Discursos


A UNIVERSIDADE ENSINA1

 

Eminente Professor Boerger.

A Universidade do Rio Grande do Sul orgulha-se de inserir vosso nome ilustre no quadro de seu corpo docente. Aliás, neste ato universitário, apenas formalizamos juridicamente uma situação de fato. Há muito, em verdade, sois através da opulência científica de vossas obras, mestre de muitos dos mestres desta universidade.

Sois um autêntico e puro exemplar de sábio. Realizastes, fecundamente, essa maravilhosa aventura da inteligência em busca da explicação, que dá ao homem a posse da sabedoria científica e filosófica. Possuis, em plenitude, os mais específicos atributos do espírito científico em seu afã de, pela observação, pela pesquisa experimental, por sua força construtiva de hipóteses e teorias, iluminar aspectos da vida, expressões da realidade, ainda envolvidas pela opacidade do mistério, ainda situadas na zona noturna do ser, ainda não batidas pela luz da explicação.

Sábio consagrado no terreno da genética vegetal, sois, assim, professor de todos os que buscam devassar a escuridão da hereditariedade. Se nos empolga o espetáculo das conquistas de nossa investigação científica, encanta-nos, sobretudo, vossa esplêndida vocação de mestre, que se revela na fina urdidura pedagógica de vossos trabalhos já, hoje, clássicos. Investigações Agronômicas e Conselhos Metodológicos constituem vigorosas expressões dessa vocação docente. As­sociais, assim, à paixão da descoberta e da elaboração da cultura, própria do sábio, o amor da comunicação do saber, que caracteriza a tarefa do mestre.

Confesso-vos, sem lisonja, que lendo vossa obra Conselhos Metodológicos, experimentei algo da emoção intelectual que me inspirou a leitura da Introdução à Medicina Experimental, de Claude Bernard. Admirei, em seu autor, o cientista experimentador dublê de humanidade, inspiração no mais puro e integral humanismo.

Estais preocupado em integrar a imagem parcial dos problemas em que sois especialista consumado, no quadro de uma visão integral da vida humana. Sob esse aspecto, vossa obra é um cristalino modelo de itinerário para o pensamento contemporâneo, que padece da especialização mutiladora e do cientificismo empobrecedor.
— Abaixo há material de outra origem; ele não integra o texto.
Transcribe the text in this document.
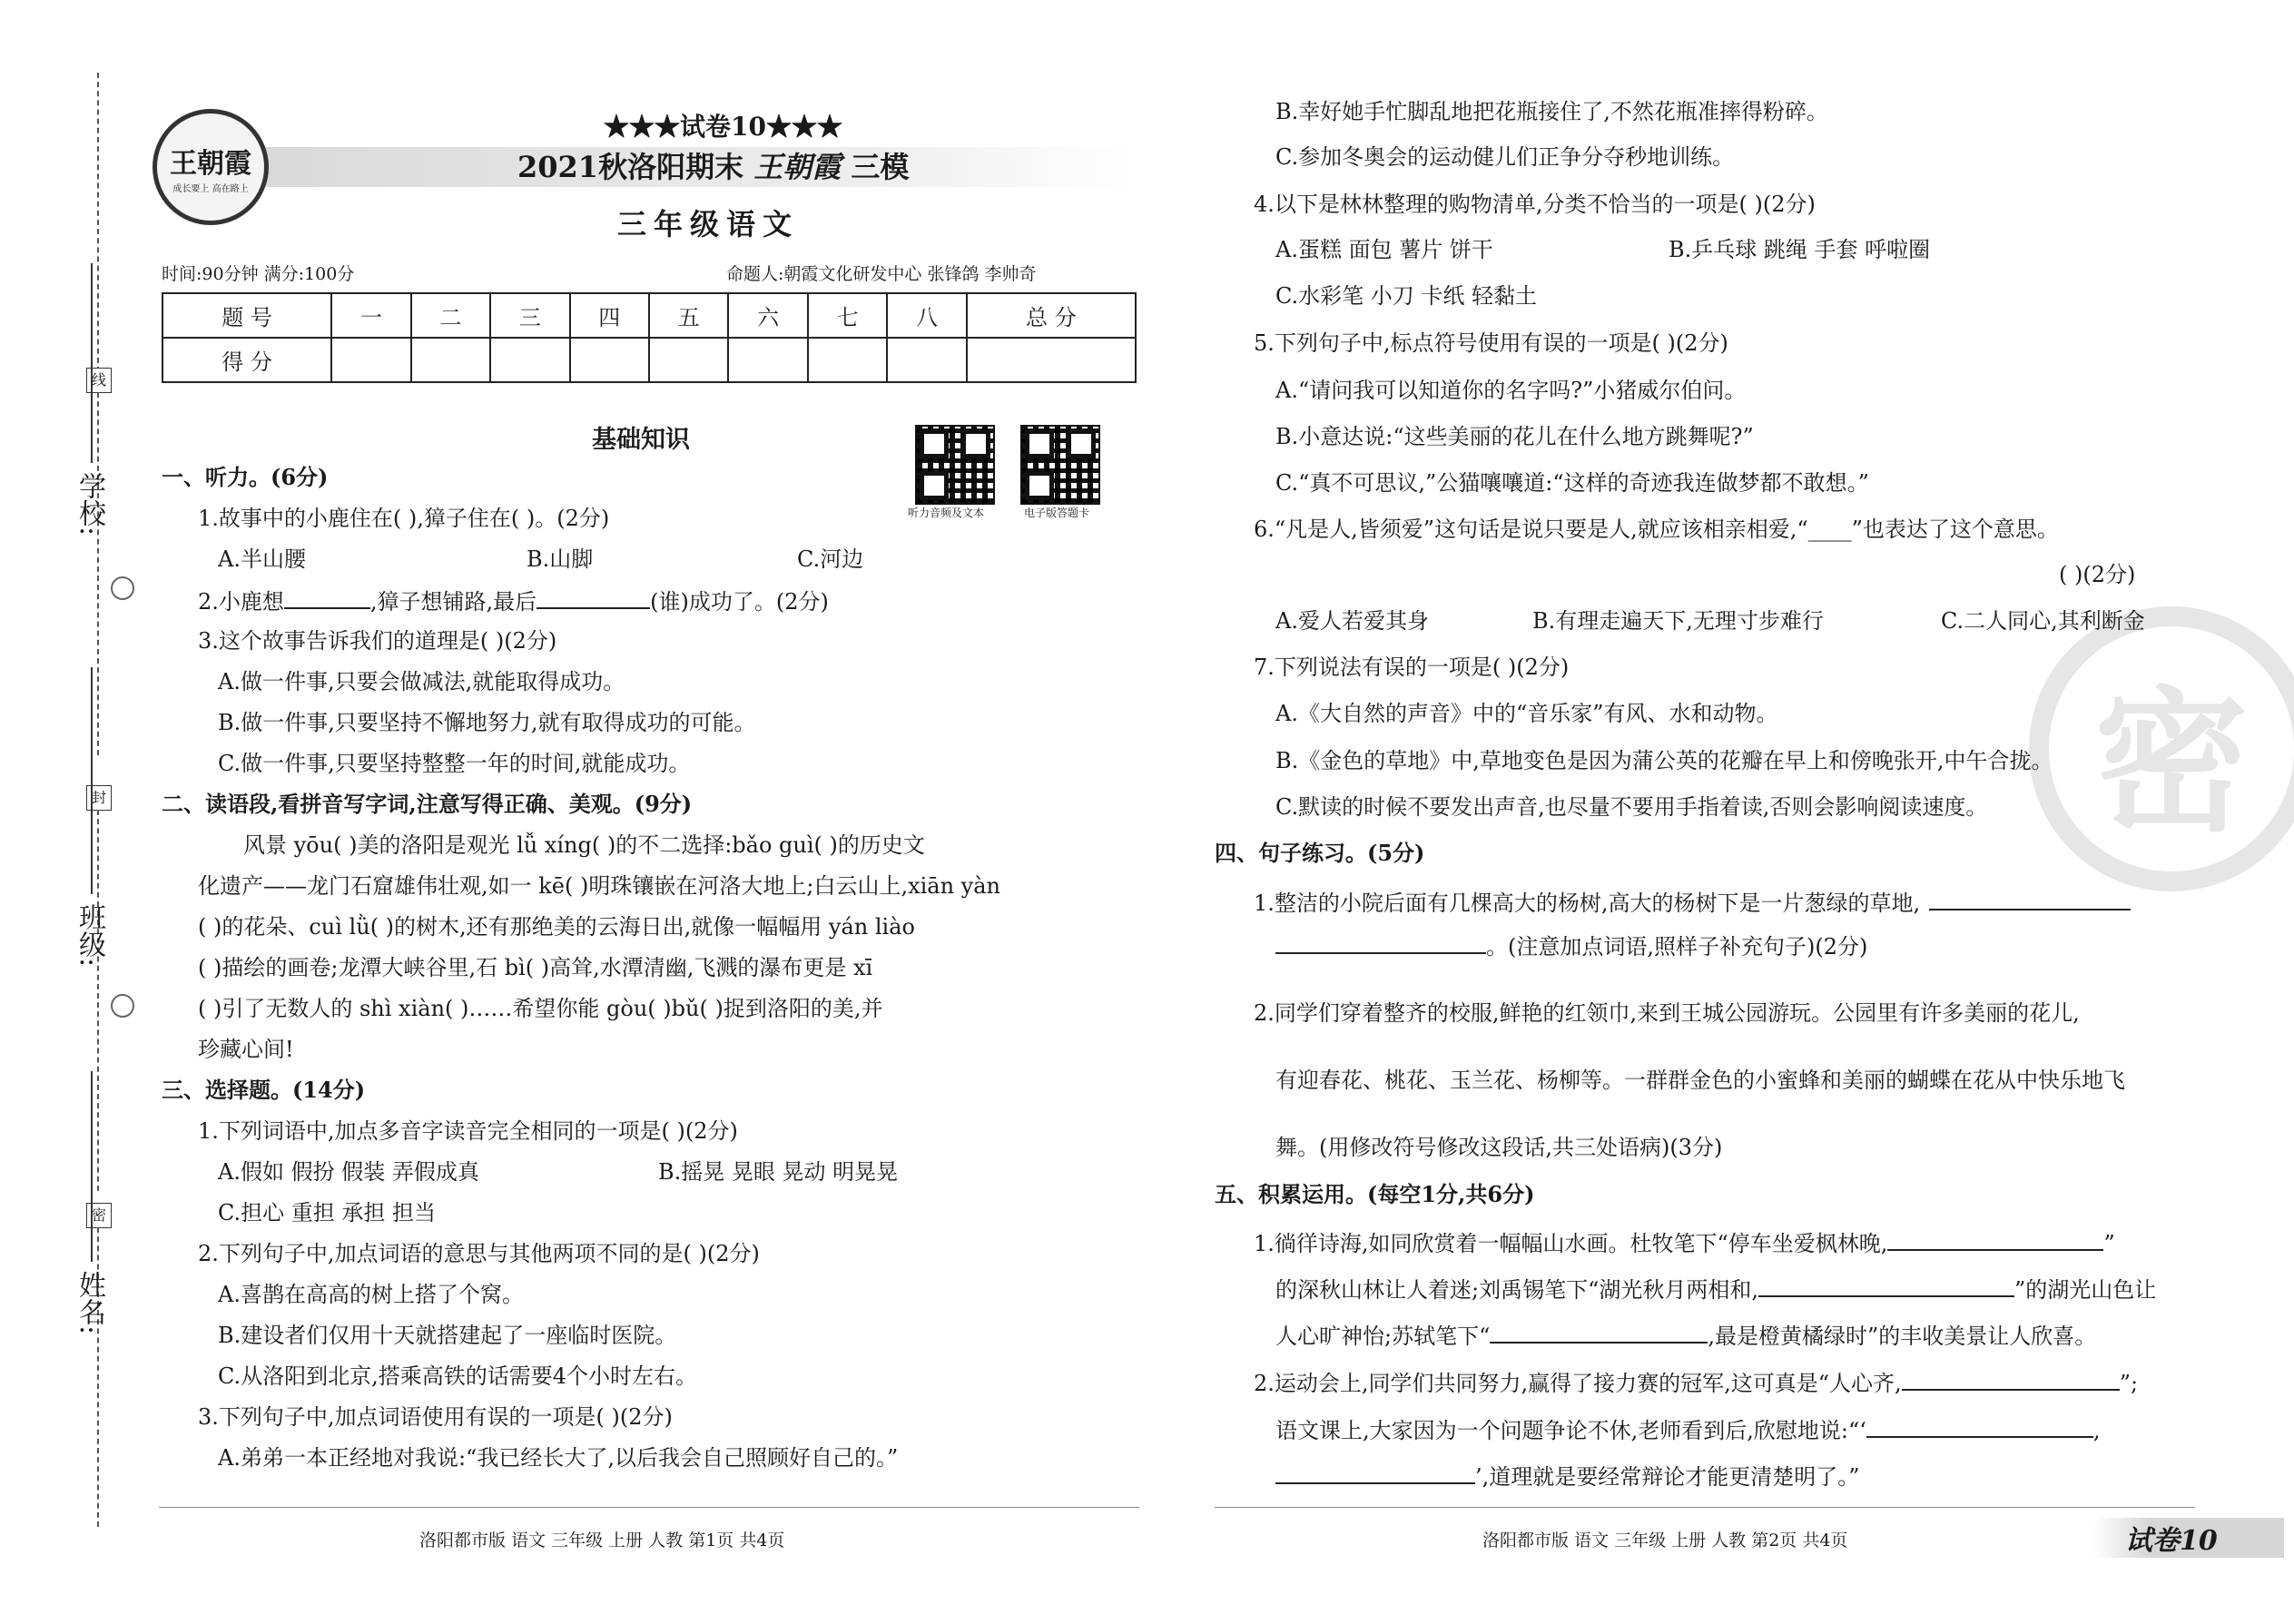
线
封
密
学校:
班级:
姓名:
王朝霞
成长要上 高在路上
★★★试卷10★★★
2021秋洛阳期末 王朝霞 三模
三年级语文
时间:90分钟 满分:100分	命题人:朝霞文化研发中心 张锋鸽 李帅奇
题 号	一	二	三	四	五	六	七	八	总 分
得 分									
听力音频及文本	电子版答题卡
基础知识
一、听力。(6分)
1.故事中的小鹿住在( ),獐子住在( )。(2分)
A.半山腰	B.山脚	C.河边
2.小鹿想	,獐子想铺路,最后	(谁)成功了。(2分)
3.这个故事告诉我们的道理是( )(2分)
A.做一件事,只要会做减法,就能取得成功。
B.做一件事,只要坚持不懈地努力,就有取得成功的可能。
C.做一件事,只要坚持整整一年的时间,就能成功。
二、读语段,看拼音写字词,注意写得正确、美观。(9分)
风景 yōu( )美的洛阳是观光 lǚ xíng( )的不二选择:bǎo guì( )的历史文
化遗产——龙门石窟雄伟壮观,如一 kē( )明珠镶嵌在河洛大地上;白云山上,xiān yàn
( )的花朵、cuì lǜ( )的树木,还有那绝美的云海日出,就像一幅幅用 yán liào
( )描绘的画卷;龙潭大峡谷里,石 bì( )高耸,水潭清幽,飞溅的瀑布更是 xī
( )引了无数人的 shì xiàn( )……希望你能 gòu( )bǔ( )捉到洛阳的美,并
珍藏心间!
三、选择题。(14分)
1.下列词语中,加点多音字读音完全相同的一项是( )(2分)
A.假如 假扮 假装 弄假成真	B.摇晃 晃眼 晃动 明晃晃
C.担心 重担 承担 担当
2.下列句子中,加点词语的意思与其他两项不同的是( )(2分)
A.喜鹊在高高的树上搭了个窝。
B.建设者们仅用十天就搭建起了一座临时医院。
C.从洛阳到北京,搭乘高铁的话需要4个小时左右。
3.下列句子中,加点词语使用有误的一项是( )(2分)
A.弟弟一本正经地对我说:“我已经长大了,以后我会自己照顾好自己的。”
洛阳都市版 语文 三年级 上册 人教 第1页 共4页
密
B.幸好她手忙脚乱地把花瓶接住了,不然花瓶准摔得粉碎。
C.参加冬奥会的运动健儿们正争分夺秒地训练。
4.以下是林林整理的购物清单,分类不恰当的一项是( )(2分)
A.蛋糕 面包 薯片 饼干	B.乒乓球 跳绳 手套 呼啦圈
C.水彩笔 小刀 卡纸 轻黏土
5.下列句子中,标点符号使用有误的一项是( )(2分)
A.“请问我可以知道你的名字吗?”小猪威尔伯问。
B.小意达说:“这些美丽的花儿在什么地方跳舞呢?”
C.“真不可思议,”公猫嚷嚷道:“这样的奇迹我连做梦都不敢想。”
6.“凡是人,皆须爱”这句话是说只要是人,就应该相亲相爱,“____”也表达了这个意思。
( )(2分)
A.爱人若爱其身	B.有理走遍天下,无理寸步难行	C.二人同心,其利断金
7.下列说法有误的一项是( )(2分)
A.《大自然的声音》中的“音乐家”有风、水和动物。
B.《金色的草地》中,草地变色是因为蒲公英的花瓣在早上和傍晚张开,中午合拢。
C.默读的时候不要发出声音,也尽量不要用手指着读,否则会影响阅读速度。
四、句子练习。(5分)
1.整洁的小院后面有几棵高大的杨树,高大的杨树下是一片葱绿的草地,
。(注意加点词语,照样子补充句子)(2分)
2.同学们穿着整齐的校服,鲜艳的红领巾,来到王城公园游玩。公园里有许多美丽的花儿,
有迎春花、桃花、玉兰花、杨柳等。一群群金色的小蜜蜂和美丽的蝴蝶在花从中快乐地飞
舞。(用修改符号修改这段话,共三处语病)(3分)
五、积累运用。(每空1分,共6分)
1.徜徉诗海,如同欣赏着一幅幅山水画。杜牧笔下“停车坐爱枫林晚,	”
的深秋山林让人着迷;刘禹锡笔下“湖光秋月两相和,	”的湖光山色让
人心旷神怡;苏轼笔下“	,最是橙黄橘绿时”的丰收美景让人欣喜。
2.运动会上,同学们共同努力,赢得了接力赛的冠军,这可真是“人心齐,	”;
语文课上,大家因为一个问题争论不休,老师看到后,欣慰地说:“‘	,
’,道理就是要经常辩论才能更清楚明了。”
洛阳都市版 语文 三年级 上册 人教 第2页 共4页	试卷10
Sublinhais em vossos Conselhos Metodológicos esta verdade salutar - que a ciência é obra não apenas da inteligência, mas da totalidade das energias que integram a pessoa humana. E, a exemplo dos grandes sábios humanistas, com modelar honestidade intelectual, apontais, com eloqüência cheia de convicção, para os limites da explicação científica e para a necessidade de superá-los, pelo uso de uma metafísica integradora do pensamento no invisível universo dos supremos valores da vida. Vosso espírito não se satisfaz, assim, com induções elementares que conduzem a explicações parciais; busca a realização das supremas induções. Conjugais, em ritmo exemplar, as exigências da análise científica com os reclamos da síntese filosófica.

Eminente Professor, outorgando-vos o título de seu Professor honoris causa, a Universidade excita, em vossa pessoa, a grandeza da vocação do sábio e confessa sua fé nos valores cuja existência condiciona e explica essa vocação.

E a Universidade, assim, cumpre sua destinação - ensina. Ela, com esta homenagem, faz, perante seus discípulos, o elogio da atitude contemplativa que, para o gênio grego, era a postura humana em que se processa a culminação dos supremos fins da vida, a divinização do pensamento que, imergindo no supremo mistério, se faz orante.

E este elogio dos que são fiéis à sua condição de seres racionais, dos que ainda sabem olhar o mistério do ser, para compreendê-­lo, para explicá-lo, dos que sabem tocar o divino dom da existência, com mãos orantes, é oportuno, necessário mesmo, neste transe histórico em que, não sei se transviadas correntes do pensamento ou pato­lógicas tendências instintivas, profanam a vida, renunciando, imbecilmente, explicá-la e adorá-la, para tão só utilizá-la, em suas expressões biológicas e elementares.

Nesta hora de black out de supremas evidências, é bom afirmar o valor positivo de vidas e de obras, como vossa vida e vossa obra, que são revelações luminosas da vocação humana para a verdade, para o bem, para a beleza, para o absoluto enfim.



1 Palavras proferidas pelo Prof. Armando Câmara em 5.10.1948, Reitor Magnífico, ao ser conferido ao cientista uruguaio Prof. Alberto Boerger o título de Professor Honoris Causa da Universidade do Rio Grande do Sul.